O mercado brasileiro viveu uma aceleração notável nos últimos meses: os ETFs de renda fixa chegaram a um total de R$ 51 bilhões investidos. Em maio de 2026 esse número chamou atenção por representar um crescimento robusto em relação aos patamares anteriores, sendo quase seis vezes o AuM registrado dois anos antes e cerca de 300% superior ao ano anterior. Para entender esse movimento é necessário olhar além da simples atração pela Selic elevada e avaliar aspectos estruturais que tornam esses produtos mais atrativos para a base de investidores brasileiros.
Antes de aprofundar, é útil definir termos: um ETF é um fundo negociado em bolsa que replica um índice, enquanto marcação a mercado é o processo que ajusta diariamente o preço das cotas segundo o mercado. Esses conceitos explicam por que a migração para ETFs de renda fixa representa, ao mesmo tempo, busca por eficiência e mudanças na forma de construir carteiras. A seguir, examinamos o que motivou o salto e o que isso significa para diferentes perfis de investidores.

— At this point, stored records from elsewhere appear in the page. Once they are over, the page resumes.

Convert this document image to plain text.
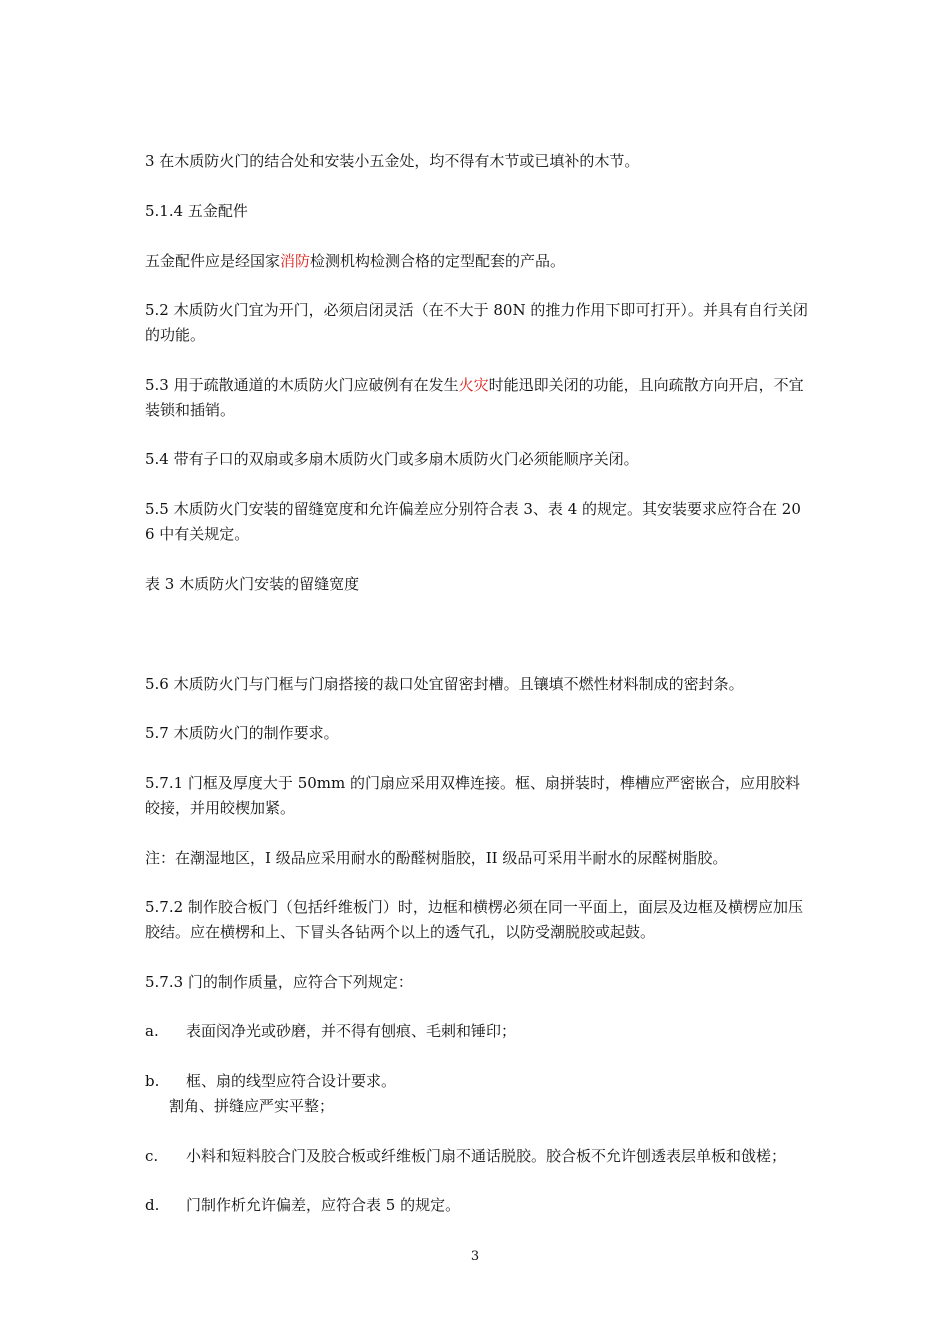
3 在木质防火门的结合处和安装小五金处，均不得有木节或已填补的木节。
5.1.4 五金配件
五金配件应是经国家消防检测机构检测合格的定型配套的产品。
5.2 木质防火门宜为开门，必须启闭灵活（在不大于 80N 的推力作用下即可打开）。并具有自行关闭的功能。
5.3 用于疏散通道的木质防火门应破例有在发生火灾时能迅即关闭的功能，且向疏散方向开启，不宜装锁和插销。
5.4 带有子口的双扇或多扇木质防火门或多扇木质防火门必须能顺序关闭。
5.5 木质防火门安装的留缝宽度和允许偏差应分别符合表 3、表 4 的规定。其安装要求应符合在 206 中有关规定。
表 3 木质防火门安装的留缝宽度
5.6 木质防火门与门框与门扇搭接的裁口处宜留密封槽。且镶填不燃性材料制成的密封条。
5.7 木质防火门的制作要求。
5.7.1 门框及厚度大于 50mm 的门扇应采用双榫连接。框、扇拼装时，榫槽应严密嵌合，应用胶料皎接，并用皎楔加紧。
注：在潮湿地区，I 级品应采用耐水的酚醛树脂胶，II 级品可采用半耐水的尿醛树脂胶。
5.7.2 制作胶合板门（包括纤维板门）时，边框和横楞必须在同一平面上，面层及边框及横楞应加压胶结。应在横楞和上、下冒头各钻两个以上的透气孔，以防受潮脱胶或起鼓。
5.7.3 门的制作质量，应符合下列规定：
a. 表面闵净光或砂磨，并不得有刨痕、毛刺和锤印；
b. 框、扇的线型应符合设计要求。
割角、拼缝应严实平整；
c. 小料和短料胶合门及胶合板或纤维板门扇不通话脱胶。胶合板不允许刨透表层单板和戗槎；
d. 门制作析允许偏差，应符合表 5 的规定。
3
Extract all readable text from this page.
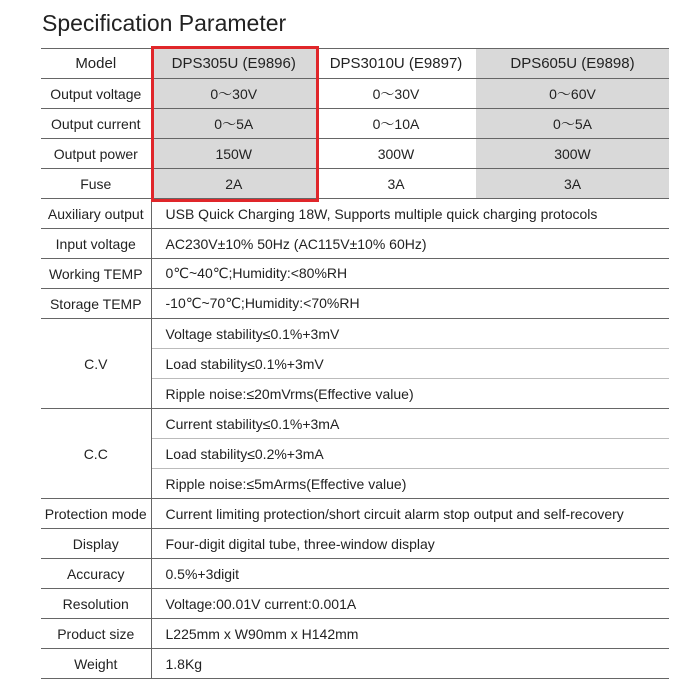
Specification Parameter
Model	DPS305U (E9896)	DPS3010U (E9897)	DPS605U (E9898)
Output voltage	0～30V	0～30V	0～60V
Output current	0～5A	0～10A	0～5A
Output power	150W	300W	300W
Fuse	2A	3A	3A
Auxiliary output	USB Quick Charging 18W, Supports multiple quick charging protocols		
Input voltage	AC230V±10% 50Hz (AC115V±10% 60Hz)		
Working TEMP	0℃~40℃;Humidity:<80%RH		
Storage TEMP	-10℃~70℃;Humidity:<70%RH		
C.V	Voltage stability≤0.1%+3mV		
	Load stability≤0.1%+3mV		
	Ripple noise:≤20mVrms(Effective value)		
C.C	Current stability≤0.1%+3mA		
	Load stability≤0.2%+3mA		
	Ripple noise:≤5mArms(Effective value)		
Protection mode	Current limiting protection/short circuit alarm stop output and self-recovery		
Display	Four-digit digital tube, three-window display		
Accuracy	0.5%+3digit		
Resolution	Voltage:00.01V current:0.001A		
Product size	L225mm x W90mm x H142mm		
Weight	1.8Kg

O que impulsionou o avanço
O primeiro fator evidente foi o ambiente de juros: a Selic estava em 10,50% ao ano no período citado, o que naturalmente valorizou ativos de renda fixa. No entanto, a força do crescimento dos ETFs de renda fixa não se explica apenas por taxas nominais. A negociação em bolsa facilitou o acesso a cestas diversificadas de títulos públicos, reduzindo barreiras de entrada tradicionais do mercado de crédito. Além disso, a oferta crescente desses produtos e a expansão da infraestrutura de negociação aumentaram a visibilidade e a confiança, atraindo tanto investidores de varejo quanto institucionais em busca de exposição eficiente a títulos públicos.
Por que não é só a Selic
Custos, acesso e gestão passiva
Uma das razões centrais é a redução de custos: os ETFs costumam cobrar taxas de administração muito inferiores às de fundos ativos tradicionais, frequentemente situadas entre 0,15% e 0,50% ao ano. Esse diferencial torna a renda fixa acessível sem a necessidade de adquirir cada papel individualmente. Ainda, ao replicar índices públicos, os ETFs de renda fixa entregam uma estratégia passiva que simplifica a diversificação, permitindo aos investidores montar posições em títulos indexados ao IPCA ou à taxa Selic com uma única ordem na bolsa.
Liquidez e transparência
Outro ponto decisivo foi a busca por liquidez e transparência: por serem negociados em bolsa, os ETFs oferecem possibilidade de compra e venda ao longo do pregão, o que não ocorre com alguns produtos de renda fixa tradicionais com prazos ou carências. A composição pública dos índices replicados garante maior transparência sobre os ativos subjacentes, facilitando a avaliação do risco e permitindo ajustes rápidos de posição. Em mercados incertos, essa combinação de liquidez e clareza é altamente valorizada por investidores que buscam previsibilidade.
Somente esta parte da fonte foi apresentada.